RNA profiling of CSF resident macrophages and monocyte-macrophages from leptomeningeal metastasis mice

We investigated the functional effect of dura-derived leptomeningeal matastasis (LM)-associated macrophages (dLAMs) on the cerebrospinal fluid (CSF) niche during LM outgrowth. Using lung cancer leptomeningeal metastasis models of Cx3cr1CreER:mTmG mice with tamoxifen administration, we achieved dLAMs and monocyte-macrophages via fluorescence-activated cell sorting (FACS). Then we performed bulk RNAseq analysis for these two cell populations. Overall design: At day12 of LLC-LeptoM cell inoculation for LM models in Cx3cr1CreER:mTmG mice, CSF cells were collected and sorted for dLAMs and monocyte-macrophages (mono-MFs).
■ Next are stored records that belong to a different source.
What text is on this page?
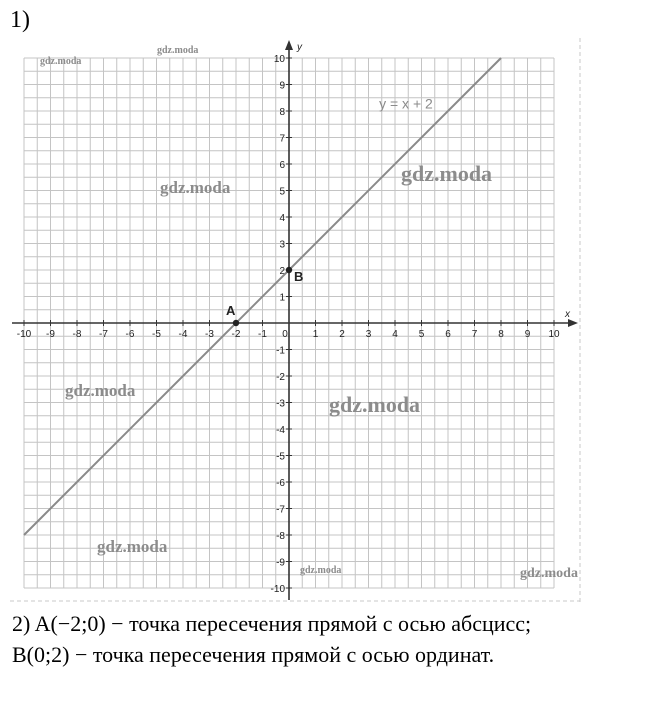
1)
x
y
-10 -9 -8 -7 -6 -5 -4 -3 -2 -1 0 1 2 3 4 5 6 7 8 9 10
-10
-9
-8
-7
-6
-5
-4
-3
-2
-1
1
2
3
4
5
6
7
8
9
10
y = x + 2
A
B
gdz.moda
gdz.moda
gdz.moda
gdz.moda
gdz.moda
gdz.moda
gdz.moda
gdz.moda	gdz.moda
2) A(−2;0) − точка пересечения прямой с осью абсцисс;
B(0;2) − точка пересечения прямой с осью ординат.
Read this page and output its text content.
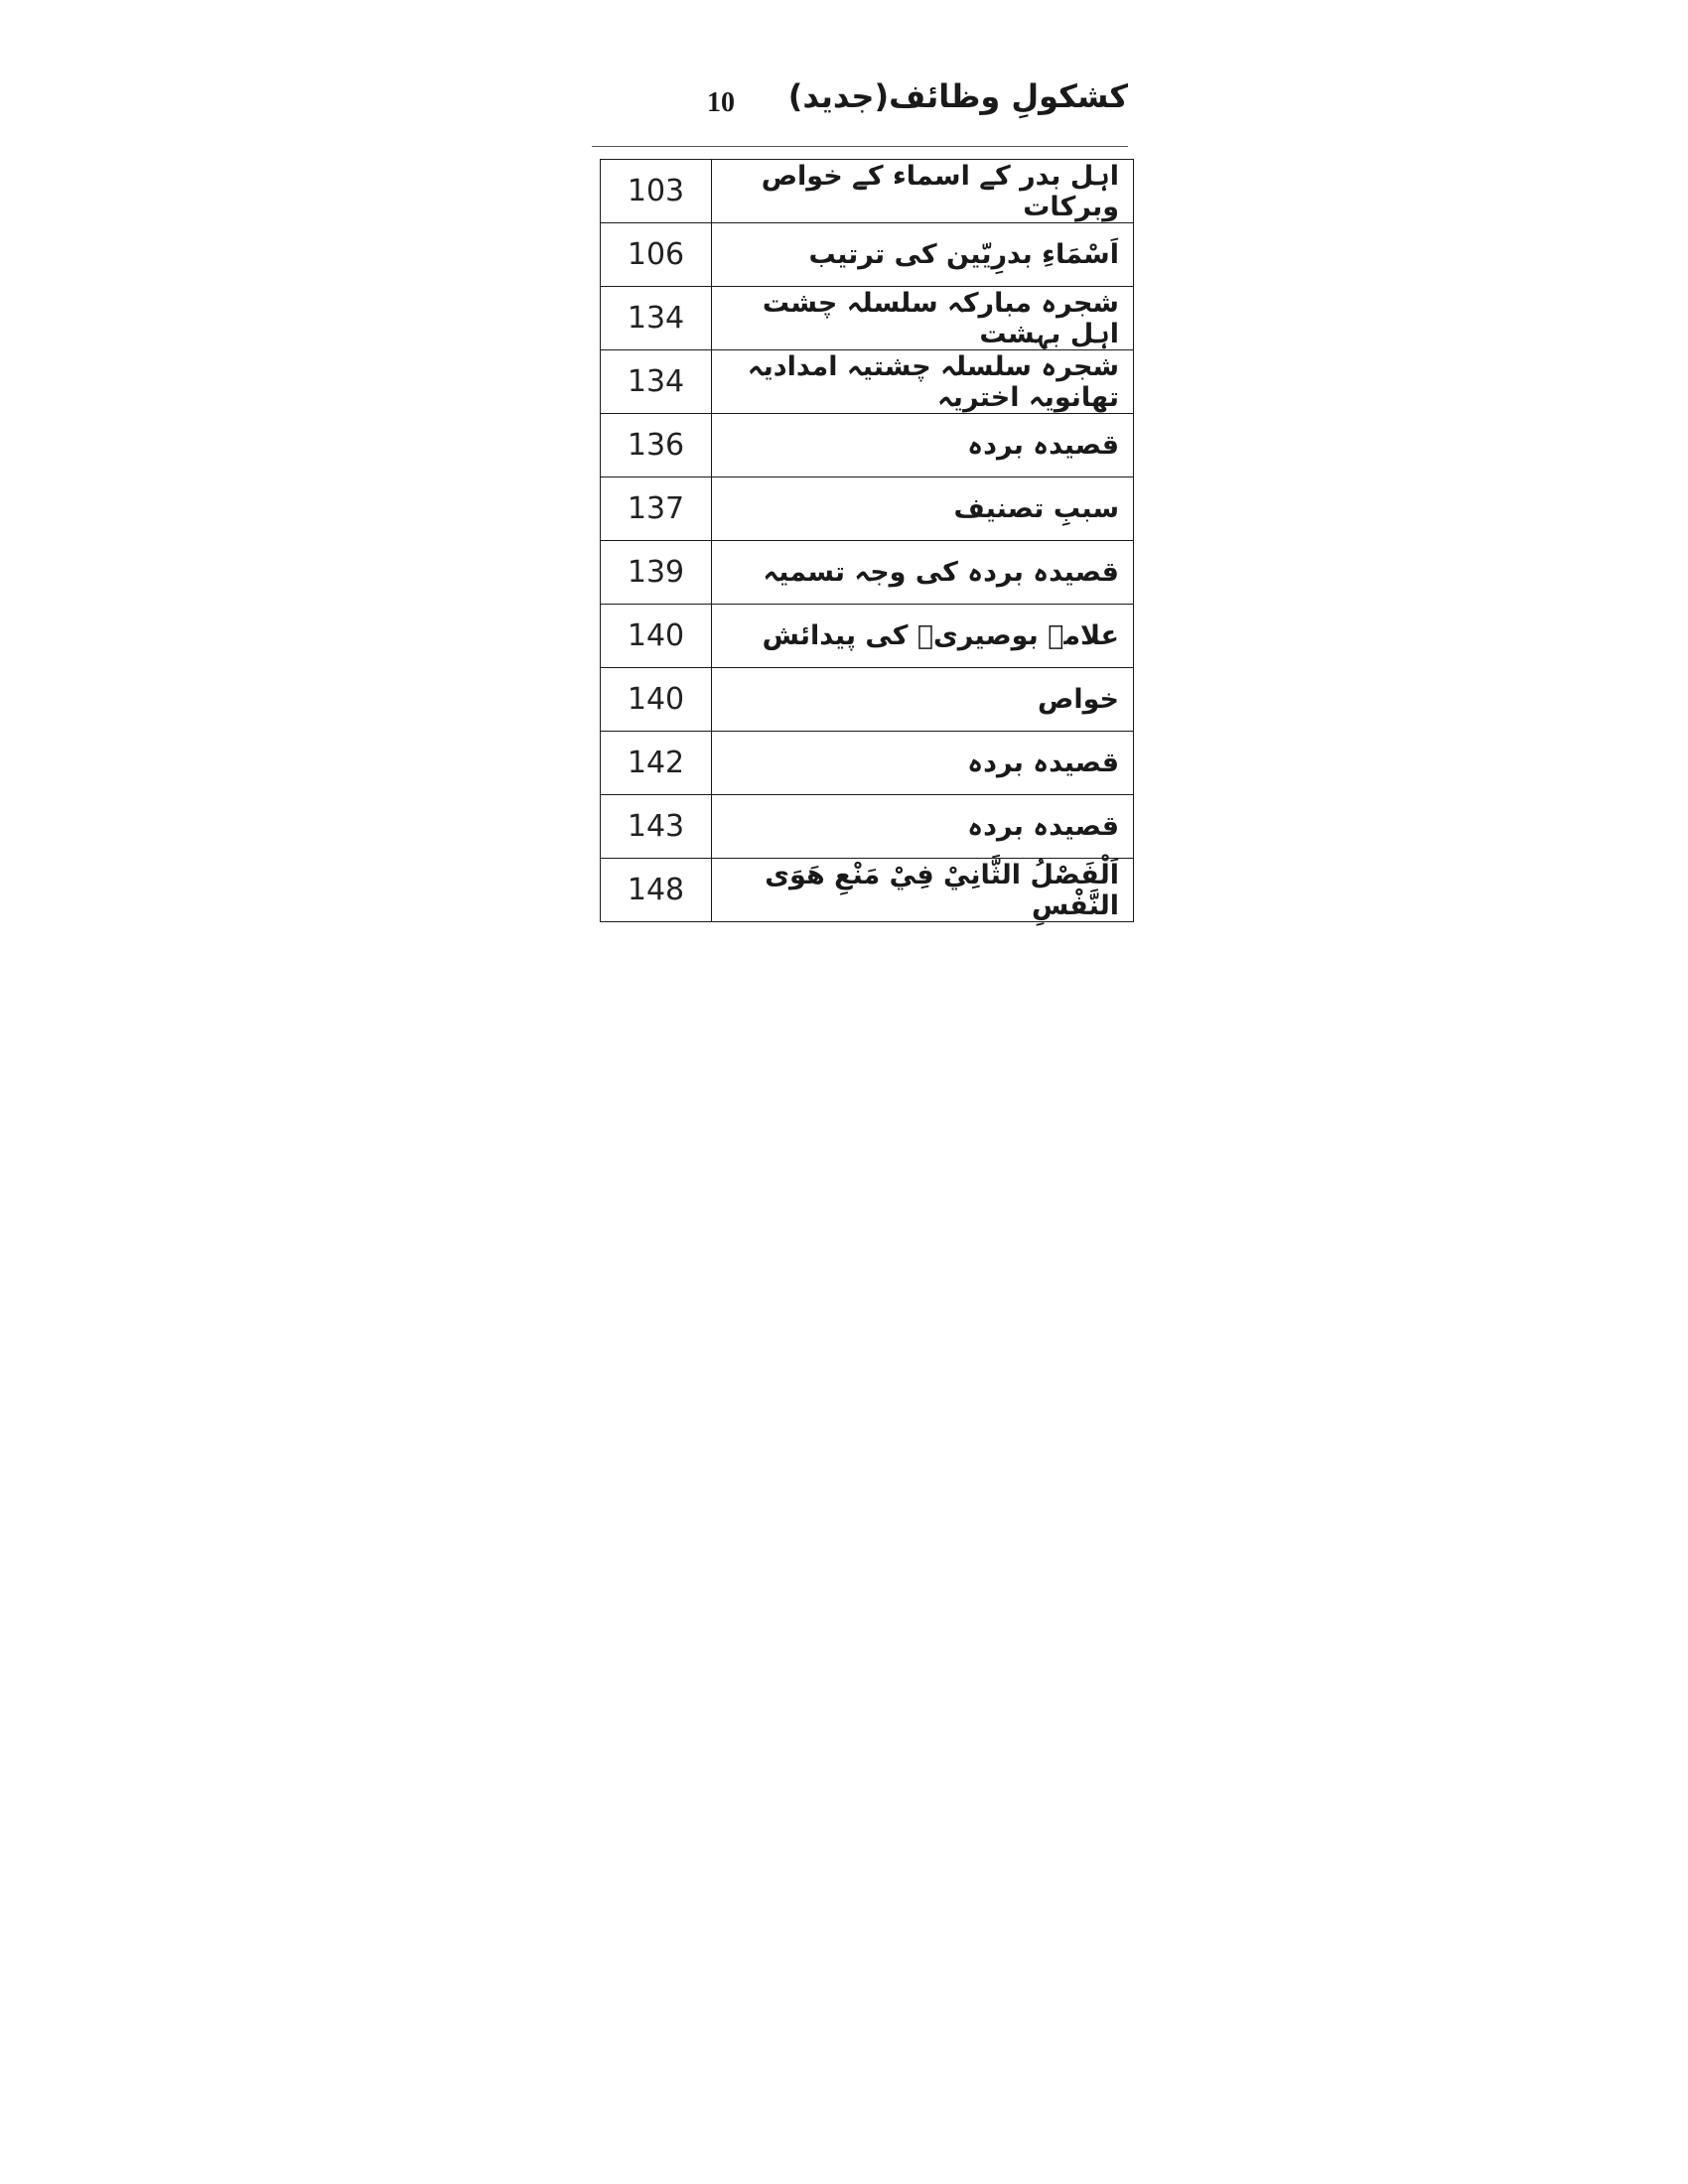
10 کشکولِ وظائف(جدید)
103	اہل بدر کے اسماء کے خواص وبرکات
106	اَسْمَاءِ بدرِیّین کی ترتیب
134	شجرہ مبارکہ سلسلہ چشت اہل بہشت
134	شجرہ سلسلہ چشتیہ امدادیہ تھانویہ اختریہ
136	قصیدہ بردہ
137	سببِ تصنیف
139	قصیدہ بردہ کی وجہ تسمیہ
140	علامہ بوصیریؒ کی پیدائش
140	خواص
142	قصیدہ بردہ
143	قصیدہ بردہ
148	اَلْفَصْلُ الثَّانِيْ فِيْ مَنْعِ هَوَى النَّفْسِ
During FACS, dLAMs were sorted by CD45+CD11b+F4/80+Ly6C-GFP+, and mono-MFs were sorted by CD45+CD11b+F4/80+GFP- and CD45+CD11b+F4/80lowLy6C+GFP-. We then performed gene expression profiling analysis using data obtained from bulk RNAseq of dLAMs and mono-MFs.Total 10 samples were analyzed using RNAseq, including three dLAMs samples and three mono-MFs samples.